Si l’UE et ses États membres ne veulent pas se précipiter tous ensemble dans le désastre, ils devraient tenir, en juillet encore, une conférence commune pour sauver l’Europe, dans laquelle seraient discutés ouvertement les crédits toxiques, la spirale de l’endettement devenu hors contrôle, le fort taux de chômage des jeunes, le dumping salarial, les menaces sur l’épargne, l’assèchement des systèmes sociaux et le problème des réfugiés. Mais cela ne peut pas réussir si chacun arrive avec un agenda caché. Les problèmes européens devraient être reconnus et résolus comme des problèmes communs. Ils doivent être traités et résolus de manière offensive.
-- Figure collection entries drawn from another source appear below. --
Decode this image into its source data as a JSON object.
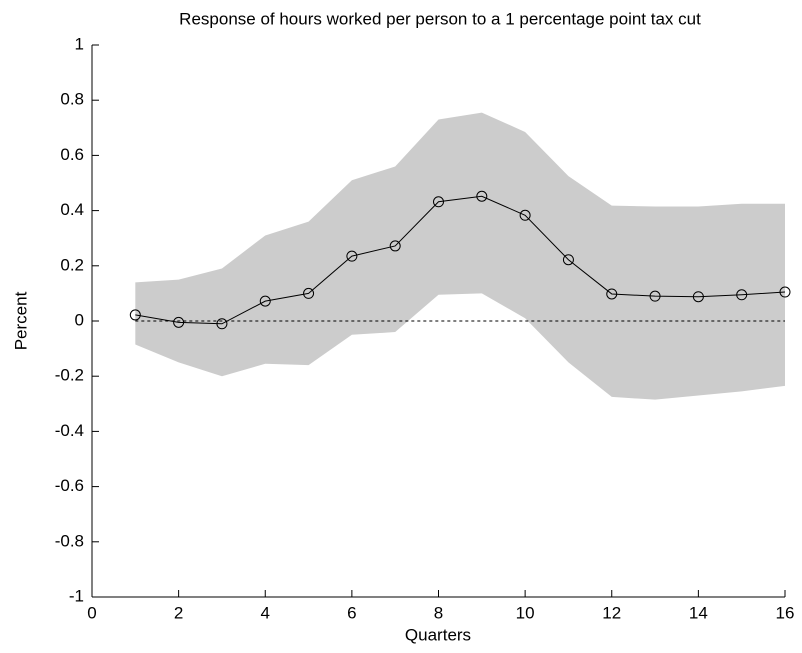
{
  "chart_data": {
    "type": "line",
    "title": "Response of hours worked per person to a 1 percentage point tax cut",
    "x_label": "Quarters",
    "y_label": "Percent",
    "x": [
      1,
      2,
      3,
      4,
      5,
      6,
      7,
      8,
      9,
      10,
      11,
      12,
      13,
      14,
      15,
      16
    ],
    "values": [
      0.022,
      -0.005,
      -0.01,
      0.072,
      0.1,
      0.235,
      0.272,
      0.432,
      0.452,
      0.383,
      0.222,
      0.098,
      0.09,
      0.088,
      0.095,
      0.105
    ],
    "color": "#000000",
    "band": {
      "upper": [
        0.14,
        0.15,
        0.19,
        0.31,
        0.36,
        0.51,
        0.56,
        0.73,
        0.755,
        0.685,
        0.525,
        0.418,
        0.415,
        0.415,
        0.425,
        0.425
      ],
      "lower": [
        -0.085,
        -0.15,
        -0.2,
        -0.155,
        -0.16,
        -0.05,
        -0.04,
        0.095,
        0.1,
        0.01,
        -0.15,
        -0.275,
        -0.285,
        -0.27,
        -0.255,
        -0.235
      ],
      "color": "#cccccc"
    },
    "reference_line": 0,
    "xlim": [
      0,
      16
    ],
    "xticks": [
      0,
      2,
      4,
      6,
      8,
      10,
      12,
      14,
      16
    ],
    "ylim": [
      -1,
      1
    ],
    "yticks": [
      -1,
      -0.8,
      -0.6,
      -0.4,
      -0.2,
      0,
      0.2,
      0.4,
      0.6,
      0.8,
      1
    ]
  }
}
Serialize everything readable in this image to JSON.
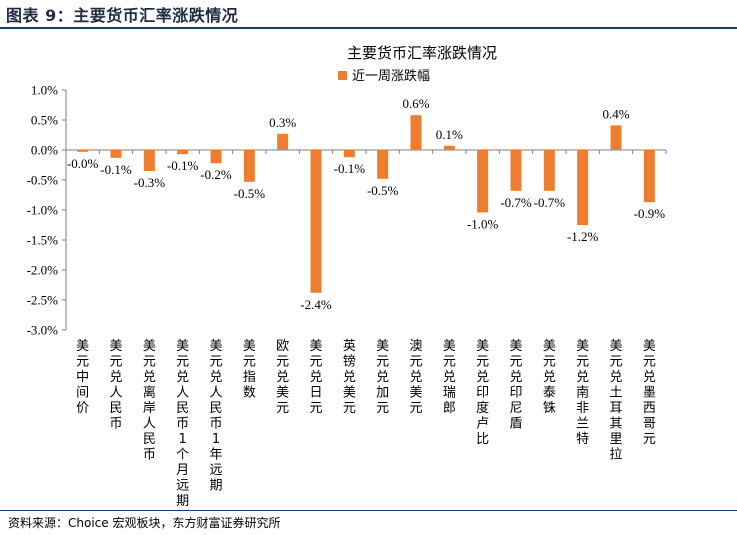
{
  "figure": {
    "caption": "图表 9：主要货币汇率涨跌情况",
    "source": "资料来源：Choice 宏观板块，东方财富证券研究所"
  },
  "chart_data": {
    "type": "bar",
    "title": "主要货币汇率涨跌情况",
    "legend_position": "top",
    "grid": false,
    "bar_color": "#ED7D31",
    "ylim": [
      -3.0,
      1.0
    ],
    "yticks": [
      1.0,
      0.5,
      0.0,
      -0.5,
      -1.0,
      -1.5,
      -2.0,
      -2.5,
      -3.0
    ],
    "ytick_labels": [
      "1.0%",
      "0.5%",
      "0.0%",
      "-0.5%",
      "-1.0%",
      "-1.5%",
      "-2.0%",
      "-2.5%",
      "-3.0%"
    ],
    "categories": [
      "美元中间价",
      "美元兑人民币",
      "美元兑离岸人民币",
      "美元兑人民币1个月远期",
      "美元兑人民币1年远期",
      "美元指数",
      "欧元兑美元",
      "美元兑日元",
      "英镑兑美元",
      "美元兑加元",
      "澳元兑美元",
      "美元兑瑞郎",
      "美元兑印度卢比",
      "美元兑印尼盾",
      "美元兑泰铢",
      "美元兑南非兰特",
      "美元兑土耳其里拉",
      "美元兑墨西哥元"
    ],
    "series": [
      {
        "name": "近一周涨跌幅",
        "values": [
          -0.03,
          -0.13,
          -0.35,
          -0.07,
          -0.22,
          -0.53,
          0.27,
          -2.38,
          -0.12,
          -0.48,
          0.58,
          0.07,
          -1.04,
          -0.68,
          -0.68,
          -1.25,
          0.41,
          -0.87
        ],
        "labels": [
          "-0.0%",
          "-0.1%",
          "-0.3%",
          "-0.1%",
          "-0.2%",
          "-0.5%",
          "0.3%",
          "-2.4%",
          "-0.1%",
          "-0.5%",
          "0.6%",
          "0.1%",
          "-1.0%",
          "-0.7%",
          "-0.7%",
          "-1.2%",
          "0.4%",
          "-0.9%"
        ]
      }
    ]
  }
}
Mais ceci est la deuxième étape : la première doit être d’empêcher rapidement l’effondrement de la Grèce et de trouver en même temps une feuille de route contraignante pour les réfugiés. Jusqu’ici, on a isolé verbalement les extrémistes de droite dans l’UE. La politique concrète, cependant, s’est orientée en considérant le succès possible de ces derniers : on fait comme si tous les citoyens en Europe allaient passer à l’extrême-droite – et on veut empêcher leur succès en anticipant d’avance leur politique. Cela ne marchera pas. Marine Le Pen profite de la situation. En Grèce, l’extrémiste de droite Aube dorée a été le seul parti à voter contre l’austérité. C’est déjà la troisième force au Parlement.
L’Union des égoïstes a conduit à une renaissance du nationalisme. La Grèce ? Pas notre problème. Les quotas de réfugiés ? Aux autres de voir comment gérer ça. Réduction de la dette ? Pas question ! Il est particulièrement désagréable que les dettes grecques ne constituent un problème pour les contribuables européens que parce que l’UE a sauvé les banques en 2012 et qu’elle a reporté les dettes sur les contribuables. Maintenant, on craint le moment de vérité. Mais l’UE a éclaté, inexorablement, et le jour des comptes venu, la colère des citoyens se tournera contre leurs gouvernements.
Peut-on encore remettre le Titanic sur la bonne route ? L’iceberg se brise déjà à la proue, nous entendons les bris de verre. Le bastingage se fend, l’eau s’engouffre dans la coque.
La Grèce est la fuite qui décide du destin de l’UE et donc aussi de l’Europe. Les réfugiés sont les premiers passés pas dessus bord. Colmatez la fuite en vous rappelant vos valeurs. Chassez l’orchestre de la salle de bal, faites-le monter sur le pont, que tous voient ce qu’il se passe et apportent leur aide. Mettez les canots de sauvetage à l’eau. Tout le reste est secondaire. L’histoire fera payer très cher celui qui aura tardé à apporter son aide.